Synopsis
Two award-winning economists detail how America’s declining economic power will reshape its place on the world stage.
“A brilliant short tour of the rise and fall of the neoliberal project on an international basis.” —Matthew Yglesias
At the end of World War II, the United States had all the money and all the power. Now, America finds itself cash poor—and power follows money. In The End of Influence, renowned economic analysts Stephen S. Cohen and J. Bradford DeLong explore the grave consequences of America’s massive national debt for its place in the world.
America, Cohen and DeLong argue, will no longer be the world’s hyperpower. It will no longer wield soft cultural power or dictate a monolithic foreign policy. More damaging, though, is the blow to the world’s ability to innovate economically, financially, and politically.

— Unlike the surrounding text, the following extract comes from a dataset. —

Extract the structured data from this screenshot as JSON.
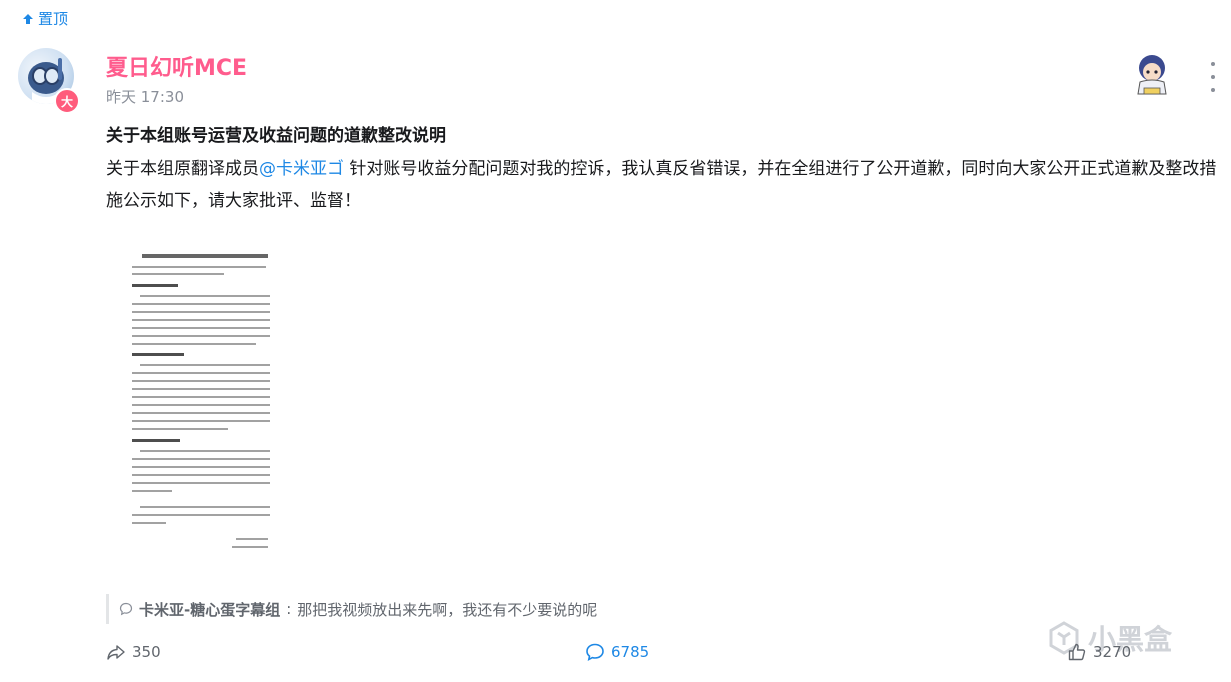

Cohen and DeLong also explore American’s complicated relationship with China, the misunderstood role of sovereign wealth funds, and the return of state-led capitalism.
An essential read for anyone interested in how global economics and finance interact with national policy, The End of Influence explains the far-reaching consequences of our great fiscal crisis.
About the Author
Stephen S. Cohen is a Professor Emeritus of Regional Planning at the University of California, Berkeley, and Codirector of the Berkeley Roundtable on the International Economy. He lives in New York City.
J. Bradford DeLong, an economic historian, is a professor of economics at the University of California, Berkeley, and author of the bestselling book Slouching Towards Utopia. He was a deputy assistant secretary of the U.S. Treasury during the Clinton administration. He writes a widely read economics blog, now at braddelong.substack.com. He lives in Berkeley, California.